High restaurant turnover and staffing shortages are some of the biggest challenges facing the food service industry in 2023.

From August 2021 to August 2022, the average restaurant employee tenure was just 110 days according to data collected by 7Shifts. Across all industries, the average is more like 4.3 years.

That means, unlike most other industries, for just one position over the course of a calendar year, you’re hiring and training three different people.

Your restaurant could have awe-inspiring meals, endorsements from Michelin-star-winning chefs, and an atmosphere that critics can’t stop talking about – but if you can’t reduce turnover in 2023, your restaurant could end up chronically understaffed, with reviewers forgetting all about the meal and only remembering the poor service.

So, how can you – as a restaurant owner or manager – make sure your employee retention stays high? Or, if you’re already struggling with these issues, how can you turn them around? Here are 5 tips to reduce restaurant turnover in 2023:

1. Pay Your Workers More (and On-Time)

Paying your restaurant workers more might seem like it cuts into your already-low profit margins. And many restaurant owners might point out that if they could pay their workers more, they would. But, when you consider the high costs of turnover and onboarding, losing a little bit of money in the short term could mean huge savings in the long term.

When surveyed, a significant portion of dissatisfied restaurant workers say that their primary concern is that they just aren’t making enough money. According to Talent.com, the average salary for a restaurant worker is only $29,090 per year. Some of those positions are earning tips, but not enough to account for such a large discrepancy between the median salary for all other jobs, which is about $20k higher.

With labor shortages across other businesses and industries, this leads many restaurant employees to look elsewhere for better-paying work. 

To add insult to injury for owners, the average cost of onboarding a new employee is about $4,100, according to the Society for Human Resource Management. Owners and managers can stay ahead of turnover by paying employees more so that they’re incentivized to stay. 
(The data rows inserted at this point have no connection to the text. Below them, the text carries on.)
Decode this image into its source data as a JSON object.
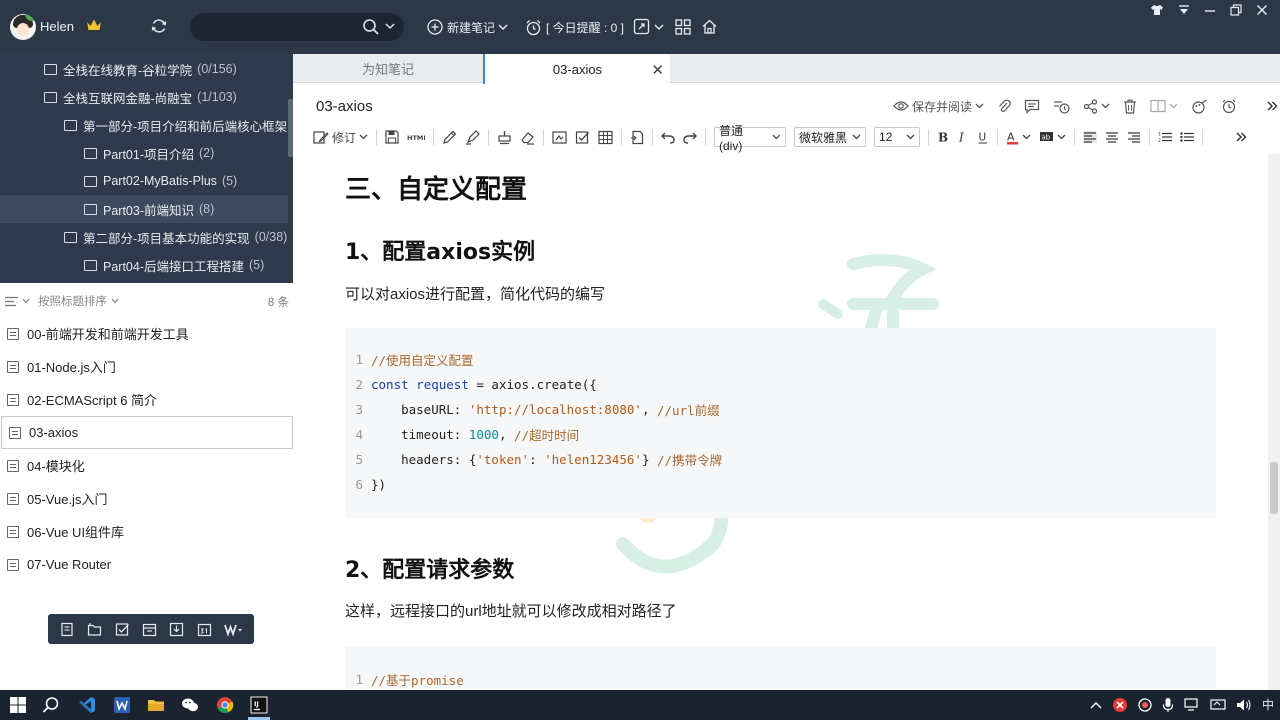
{
  "app": {
    "user_name": "Helen",
    "search_placeholder": "",
    "new_note": "新建笔记",
    "reminder": "[ 今日提醒 : 0 ]"
  },
  "tree": {
    "items": [
      {
        "label": "全栈在线教育-谷粒学院",
        "count": "(0/156)"
      },
      {
        "label": "全栈互联网金融-尚融宝",
        "count": "(1/103)"
      },
      {
        "label": "第一部分-项目介绍和前后端核心框架",
        "count": ""
      },
      {
        "label": "Part01-项目介绍",
        "count": "(2)"
      },
      {
        "label": "Part02-MyBatis-Plus",
        "count": "(5)"
      },
      {
        "label": "Part03-前端知识",
        "count": "(8)"
      },
      {
        "label": "第二部分-项目基本功能的实现",
        "count": "(0/38)"
      },
      {
        "label": "Part04-后端接口工程搭建",
        "count": "(5)"
      }
    ]
  },
  "list": {
    "sort_label": "按照标题排序",
    "count": "8 条",
    "notes": [
      "00-前端开发和前端开发工具",
      "01-Node.js入门",
      "02-ECMAScript 6 简介",
      "03-axios",
      "04-模块化",
      "05-Vue.js入门",
      "06-Vue UI组件库",
      "07-Vue Router"
    ]
  },
  "tabs": [
    {
      "label": "为知笔记"
    },
    {
      "label": "03-axios"
    }
  ],
  "editor": {
    "title": "03-axios",
    "save_read": "保存并阅读",
    "revise": "修订",
    "block_format": "普通 (div)",
    "font_family": "微软雅黑",
    "font_size": "12"
  },
  "doc": {
    "h3": "三、自定义配置",
    "h1_1": "1、配置axios实例",
    "p1": "可以对axios进行配置，简化代码的编写",
    "code1": {
      "ln1": "1",
      "l1": "//使用自定义配置",
      "ln2": "2",
      "l2_kw": "const",
      "l2_var": "request",
      "l2_rest": " = axios.create({",
      "ln3": "3",
      "l3_key": "baseURL: ",
      "l3_str": "'http://localhost:8080'",
      "l3_comma": ", ",
      "l3_com": "//url前缀",
      "ln4": "4",
      "l4_key": "timeout: ",
      "l4_num": "1000",
      "l4_comma": ", ",
      "l4_com": "//超时时间",
      "ln5": "5",
      "l5_key": "headers: {",
      "l5_str1": "'token'",
      "l5_colon": ": ",
      "l5_str2": "'helen123456'",
      "l5_close": "} ",
      "l5_com": "//携带令牌",
      "ln6": "6",
      "l6": "})"
    },
    "h1_2": "2、配置请求参数",
    "p2": "这样，远程接口的url地址就可以修改成相对路径了",
    "code2": {
      "ln1": "1",
      "l1": "//基于promise"
    }
  },
  "taskbar": {
    "ime": "中"
  },
  "colors": {
    "topbar": "#2c3848",
    "sidebar_tree": "#2f3b4c",
    "accent": "#3b88d8",
    "taskbar": "#1b2330"
  }
}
Depending on the restaurant, this may even reduce overall costs. The numbers are obviously going to vary from business to business, but if you have to onboard three new employees over a year just to work the same position, that’s equivalent to paying one employee ~$12,000 more – and you won’t have to waste time with training and paperwork.

Furthermore, if employees are ever paid late or inaccurately, that will only hurt your business. Keeping track of overtime and holiday pay is a common obstacle for restaurant owners and managers. Many employees have variable schedules, adding an additional layer of complexity. Implementing a payroll software could help you better manage some of these day-to-day issues before they become major stressors for your team.

Coins and calculator on a table. Someone is manually calculating restaurant payroll.

2. Offer Flexibility in Scheduling

Many restaurant employees work part-time, and this can be especially true for students who are balancing their studies with their work. Some employees may also work multiple part-time jobs with schedules that change week to week. Regardless of their circumstances, schedule flexibility is important when it comes to keeping employees happy and reducing restaurant turnover.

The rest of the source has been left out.